O paulista vê o nordestino apenas como sendo uma enorme Bahia, mas isso na verdade é o de menos, o que mais chama a atenção é a xenofobia que se cria em cima disso, sendo que foram os nordestinos que botaram São Paulo de pé, construindo suas vias e grandes arranha céus.

Mas então, os termos pejorativos criados com o nome, “bahiano”, não é uma criação meramente xenofobica, mas principalmente, mas é também classista, isso por conta dos motivos pelos quais os nordestinos saem de suas terras, para mudar de vida com o sonho de ter uma vida financeira melhor, o que em de tratando de felicidade, pode muitas vezes, ter sido melhor ter ficado no nordeste.

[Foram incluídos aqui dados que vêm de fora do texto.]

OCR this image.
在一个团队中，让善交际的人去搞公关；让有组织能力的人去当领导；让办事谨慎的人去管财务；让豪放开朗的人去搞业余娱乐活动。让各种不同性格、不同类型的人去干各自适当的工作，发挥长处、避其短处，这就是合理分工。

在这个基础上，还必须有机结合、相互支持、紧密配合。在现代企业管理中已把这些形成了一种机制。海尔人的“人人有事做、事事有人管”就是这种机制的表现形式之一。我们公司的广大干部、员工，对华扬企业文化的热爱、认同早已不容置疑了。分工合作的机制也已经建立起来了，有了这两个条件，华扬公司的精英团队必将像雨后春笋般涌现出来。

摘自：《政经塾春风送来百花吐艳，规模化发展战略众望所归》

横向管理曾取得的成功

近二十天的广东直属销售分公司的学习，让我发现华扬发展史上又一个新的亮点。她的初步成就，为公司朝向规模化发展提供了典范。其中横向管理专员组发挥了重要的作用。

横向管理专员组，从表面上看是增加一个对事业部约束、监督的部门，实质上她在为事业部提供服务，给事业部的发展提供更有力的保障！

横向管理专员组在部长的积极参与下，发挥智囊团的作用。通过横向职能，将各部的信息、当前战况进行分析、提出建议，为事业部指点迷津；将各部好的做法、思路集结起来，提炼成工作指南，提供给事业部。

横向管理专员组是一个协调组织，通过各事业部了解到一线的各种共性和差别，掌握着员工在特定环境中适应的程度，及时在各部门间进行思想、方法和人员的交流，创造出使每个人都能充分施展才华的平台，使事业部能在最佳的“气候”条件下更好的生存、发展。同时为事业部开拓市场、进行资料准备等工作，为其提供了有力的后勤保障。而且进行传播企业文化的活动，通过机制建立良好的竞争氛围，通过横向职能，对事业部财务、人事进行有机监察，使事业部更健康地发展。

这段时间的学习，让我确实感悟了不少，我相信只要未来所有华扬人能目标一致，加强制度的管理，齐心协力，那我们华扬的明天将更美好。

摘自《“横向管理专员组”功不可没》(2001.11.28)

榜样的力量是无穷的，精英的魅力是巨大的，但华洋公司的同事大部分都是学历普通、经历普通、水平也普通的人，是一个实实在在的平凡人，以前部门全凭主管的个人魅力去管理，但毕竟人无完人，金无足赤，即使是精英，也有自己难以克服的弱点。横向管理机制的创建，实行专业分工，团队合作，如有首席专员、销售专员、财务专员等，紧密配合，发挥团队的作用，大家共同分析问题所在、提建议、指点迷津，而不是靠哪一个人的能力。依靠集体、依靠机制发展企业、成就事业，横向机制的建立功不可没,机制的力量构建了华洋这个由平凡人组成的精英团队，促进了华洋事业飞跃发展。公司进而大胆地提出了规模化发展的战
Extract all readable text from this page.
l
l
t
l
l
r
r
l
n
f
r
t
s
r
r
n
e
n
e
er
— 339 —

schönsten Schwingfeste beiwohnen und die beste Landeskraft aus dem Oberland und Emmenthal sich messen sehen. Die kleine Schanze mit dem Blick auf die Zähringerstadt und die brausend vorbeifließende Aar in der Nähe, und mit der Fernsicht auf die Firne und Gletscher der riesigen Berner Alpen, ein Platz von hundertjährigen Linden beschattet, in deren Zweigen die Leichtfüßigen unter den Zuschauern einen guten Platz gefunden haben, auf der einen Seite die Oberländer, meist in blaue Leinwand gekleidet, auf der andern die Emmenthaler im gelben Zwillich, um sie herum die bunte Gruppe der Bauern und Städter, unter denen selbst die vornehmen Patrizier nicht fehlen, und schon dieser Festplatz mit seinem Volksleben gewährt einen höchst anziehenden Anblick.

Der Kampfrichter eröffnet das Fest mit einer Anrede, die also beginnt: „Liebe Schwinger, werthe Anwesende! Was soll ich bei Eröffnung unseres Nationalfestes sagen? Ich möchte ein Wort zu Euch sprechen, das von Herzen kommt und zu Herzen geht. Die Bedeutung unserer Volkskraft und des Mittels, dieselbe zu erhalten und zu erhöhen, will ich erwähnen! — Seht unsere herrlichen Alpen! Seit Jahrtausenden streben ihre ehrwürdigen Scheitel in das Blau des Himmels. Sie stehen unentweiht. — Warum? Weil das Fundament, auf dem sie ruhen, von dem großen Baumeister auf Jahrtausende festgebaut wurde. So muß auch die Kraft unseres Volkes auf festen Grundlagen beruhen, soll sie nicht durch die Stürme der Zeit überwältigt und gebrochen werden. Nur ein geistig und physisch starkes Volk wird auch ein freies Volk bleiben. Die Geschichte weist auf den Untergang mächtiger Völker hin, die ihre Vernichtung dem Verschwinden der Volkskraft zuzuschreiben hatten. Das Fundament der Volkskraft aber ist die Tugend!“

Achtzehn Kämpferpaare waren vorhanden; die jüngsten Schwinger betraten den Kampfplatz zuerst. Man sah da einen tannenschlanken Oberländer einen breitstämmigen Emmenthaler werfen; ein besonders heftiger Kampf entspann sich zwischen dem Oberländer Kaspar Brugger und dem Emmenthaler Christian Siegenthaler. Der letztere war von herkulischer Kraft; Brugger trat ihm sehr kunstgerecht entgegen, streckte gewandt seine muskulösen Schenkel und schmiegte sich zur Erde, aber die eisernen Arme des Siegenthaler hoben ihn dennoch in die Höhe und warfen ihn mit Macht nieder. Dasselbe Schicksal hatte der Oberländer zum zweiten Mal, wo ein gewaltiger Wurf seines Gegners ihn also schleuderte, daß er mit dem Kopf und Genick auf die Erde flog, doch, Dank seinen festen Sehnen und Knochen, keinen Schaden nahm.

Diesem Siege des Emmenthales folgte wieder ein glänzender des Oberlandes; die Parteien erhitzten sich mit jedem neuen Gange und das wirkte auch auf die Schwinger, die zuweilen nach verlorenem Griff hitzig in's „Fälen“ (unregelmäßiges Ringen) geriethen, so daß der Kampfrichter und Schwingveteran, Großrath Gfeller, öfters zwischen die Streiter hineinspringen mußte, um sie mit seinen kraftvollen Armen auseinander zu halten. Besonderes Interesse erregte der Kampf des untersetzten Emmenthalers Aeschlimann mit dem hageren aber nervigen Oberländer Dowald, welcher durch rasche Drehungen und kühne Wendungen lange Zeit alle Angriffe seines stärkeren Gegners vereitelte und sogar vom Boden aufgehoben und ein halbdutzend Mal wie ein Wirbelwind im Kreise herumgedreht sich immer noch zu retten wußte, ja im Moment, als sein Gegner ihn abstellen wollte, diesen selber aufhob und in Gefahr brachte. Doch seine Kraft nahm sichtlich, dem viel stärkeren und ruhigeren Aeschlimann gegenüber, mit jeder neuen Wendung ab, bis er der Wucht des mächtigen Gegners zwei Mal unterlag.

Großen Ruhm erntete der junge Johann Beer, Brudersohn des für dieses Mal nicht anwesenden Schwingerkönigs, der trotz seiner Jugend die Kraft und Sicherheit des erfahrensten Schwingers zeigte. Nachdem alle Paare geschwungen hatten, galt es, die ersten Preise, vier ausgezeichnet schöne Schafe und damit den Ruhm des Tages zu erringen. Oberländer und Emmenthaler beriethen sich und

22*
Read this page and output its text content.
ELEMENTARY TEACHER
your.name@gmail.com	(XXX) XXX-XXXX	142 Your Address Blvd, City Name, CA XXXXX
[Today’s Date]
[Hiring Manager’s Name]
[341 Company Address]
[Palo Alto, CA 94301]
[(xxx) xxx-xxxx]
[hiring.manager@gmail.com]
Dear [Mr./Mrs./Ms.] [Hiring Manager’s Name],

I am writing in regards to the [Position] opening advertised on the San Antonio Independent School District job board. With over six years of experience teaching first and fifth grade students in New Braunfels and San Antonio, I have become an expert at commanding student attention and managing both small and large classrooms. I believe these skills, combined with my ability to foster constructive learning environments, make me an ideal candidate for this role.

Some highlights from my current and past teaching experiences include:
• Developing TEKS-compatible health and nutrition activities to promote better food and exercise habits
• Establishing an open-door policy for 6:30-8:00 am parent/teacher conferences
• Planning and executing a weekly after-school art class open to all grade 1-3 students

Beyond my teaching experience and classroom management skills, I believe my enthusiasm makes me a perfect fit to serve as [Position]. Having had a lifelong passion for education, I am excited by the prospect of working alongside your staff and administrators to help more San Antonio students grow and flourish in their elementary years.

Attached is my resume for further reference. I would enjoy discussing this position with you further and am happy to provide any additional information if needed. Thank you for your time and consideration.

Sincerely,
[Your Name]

A recepção que oferecem dos paulistas, não é de passividade, isso, ocorre porque seu estilo de vida é extremamente diferente do visto no sudeste, principalmente em se tratando do clima, mas não é só isso, é também pelos trabalhos que são aceitos por eles, que em sua maioria são marginalizados e de baixa renda.

É o nordestino que ousa estar em uma cidade enorme, que não lhe aceita, para trabalhar em trabalhos que exigem muito mais de seu corpo, mas mesmo assim, tem que ouvir até mesmo que são “preguiçosos” e “folgados”.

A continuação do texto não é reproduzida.